The difference in parameter types of the main function is due to interpretation: the binary is compiled for the amd64 architecture (which is an extension of the x86 architecture for 64-bit systems), and the size of a processor word is 8 bytes (or 64 bits). The size of a processor word is reflected in the size of a pointer and also in the size of a single parameter (if the parameter is smaller than a word, it is automatically extended to the size of a word). Additionally, by coincidence, the size of a variable of type long is also 64 bits (the sizes of data types in C are not well-defined, only some lower limits for data types are defined). This causes the interpretation of both parameters as long, as all parameters, regardless of type (int or pointer), are manipulated identically.
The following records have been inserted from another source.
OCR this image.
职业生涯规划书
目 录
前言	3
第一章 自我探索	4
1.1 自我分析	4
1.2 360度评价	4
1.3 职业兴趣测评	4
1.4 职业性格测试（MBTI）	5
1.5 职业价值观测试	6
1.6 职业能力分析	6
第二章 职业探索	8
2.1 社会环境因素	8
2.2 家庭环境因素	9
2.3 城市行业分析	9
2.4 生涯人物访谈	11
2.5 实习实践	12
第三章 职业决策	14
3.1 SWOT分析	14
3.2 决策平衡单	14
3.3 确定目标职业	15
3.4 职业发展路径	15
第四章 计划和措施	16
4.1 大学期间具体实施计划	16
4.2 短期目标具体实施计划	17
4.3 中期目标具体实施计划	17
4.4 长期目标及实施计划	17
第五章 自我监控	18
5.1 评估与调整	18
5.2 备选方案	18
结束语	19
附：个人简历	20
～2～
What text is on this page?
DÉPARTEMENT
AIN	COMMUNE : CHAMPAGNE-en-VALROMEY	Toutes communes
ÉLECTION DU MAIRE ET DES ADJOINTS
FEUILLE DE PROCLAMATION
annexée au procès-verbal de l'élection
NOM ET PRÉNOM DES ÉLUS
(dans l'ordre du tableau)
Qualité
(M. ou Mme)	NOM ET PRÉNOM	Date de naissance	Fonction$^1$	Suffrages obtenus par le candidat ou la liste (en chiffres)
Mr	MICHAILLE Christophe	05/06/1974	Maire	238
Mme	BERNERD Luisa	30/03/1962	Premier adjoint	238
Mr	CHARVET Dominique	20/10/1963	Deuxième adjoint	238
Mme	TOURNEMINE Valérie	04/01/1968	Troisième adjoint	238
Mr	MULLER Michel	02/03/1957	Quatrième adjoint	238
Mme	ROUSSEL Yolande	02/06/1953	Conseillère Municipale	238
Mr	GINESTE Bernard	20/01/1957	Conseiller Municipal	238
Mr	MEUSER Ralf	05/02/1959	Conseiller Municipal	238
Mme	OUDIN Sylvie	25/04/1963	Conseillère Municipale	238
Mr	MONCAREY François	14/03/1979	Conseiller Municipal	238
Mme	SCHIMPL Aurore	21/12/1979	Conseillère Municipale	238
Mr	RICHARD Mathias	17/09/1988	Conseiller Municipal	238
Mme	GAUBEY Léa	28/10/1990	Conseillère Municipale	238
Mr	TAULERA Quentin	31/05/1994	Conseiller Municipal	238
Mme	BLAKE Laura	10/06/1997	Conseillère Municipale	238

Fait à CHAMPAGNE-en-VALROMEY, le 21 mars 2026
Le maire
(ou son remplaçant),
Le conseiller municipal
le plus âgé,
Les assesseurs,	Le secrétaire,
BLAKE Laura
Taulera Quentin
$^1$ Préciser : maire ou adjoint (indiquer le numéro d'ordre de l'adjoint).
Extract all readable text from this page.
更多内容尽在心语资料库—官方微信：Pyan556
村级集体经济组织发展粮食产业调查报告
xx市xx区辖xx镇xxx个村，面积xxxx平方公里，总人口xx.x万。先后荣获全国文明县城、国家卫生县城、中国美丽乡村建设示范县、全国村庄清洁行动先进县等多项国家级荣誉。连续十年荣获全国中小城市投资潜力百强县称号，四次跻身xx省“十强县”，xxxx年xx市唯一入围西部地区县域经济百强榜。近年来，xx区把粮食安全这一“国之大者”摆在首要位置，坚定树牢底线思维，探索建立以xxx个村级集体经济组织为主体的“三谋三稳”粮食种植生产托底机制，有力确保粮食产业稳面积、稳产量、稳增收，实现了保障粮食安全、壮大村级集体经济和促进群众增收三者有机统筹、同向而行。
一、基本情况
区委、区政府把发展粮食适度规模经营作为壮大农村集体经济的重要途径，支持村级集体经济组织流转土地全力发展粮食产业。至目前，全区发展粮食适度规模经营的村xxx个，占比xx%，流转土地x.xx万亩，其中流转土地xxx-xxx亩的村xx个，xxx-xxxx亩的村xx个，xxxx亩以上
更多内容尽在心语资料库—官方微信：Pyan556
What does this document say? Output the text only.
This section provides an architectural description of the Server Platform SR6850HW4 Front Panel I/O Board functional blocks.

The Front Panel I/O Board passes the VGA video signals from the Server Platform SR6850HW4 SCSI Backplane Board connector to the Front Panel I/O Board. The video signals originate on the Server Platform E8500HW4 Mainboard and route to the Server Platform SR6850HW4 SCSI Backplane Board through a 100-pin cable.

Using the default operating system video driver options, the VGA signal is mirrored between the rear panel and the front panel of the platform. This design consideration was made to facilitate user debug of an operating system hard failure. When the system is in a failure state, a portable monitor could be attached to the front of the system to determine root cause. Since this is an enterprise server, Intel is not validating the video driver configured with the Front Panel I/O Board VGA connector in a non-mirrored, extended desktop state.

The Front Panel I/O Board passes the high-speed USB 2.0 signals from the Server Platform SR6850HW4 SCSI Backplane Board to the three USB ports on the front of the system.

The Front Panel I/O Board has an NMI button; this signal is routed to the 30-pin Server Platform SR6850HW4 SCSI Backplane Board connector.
The calculation param_2 + 8 is used to calculate the address of the second pointer in the argv vector (that is, argv[1]). For a program compiled for the 32-bit x86 architecture, the address of argv[1] would have been param_2 + 4.

Using the information from the decompiled code, we can infer that the program expects a password as an argument, and it must be 8 characters long, with the character at position 3 being 'E' (the first character is at position zero).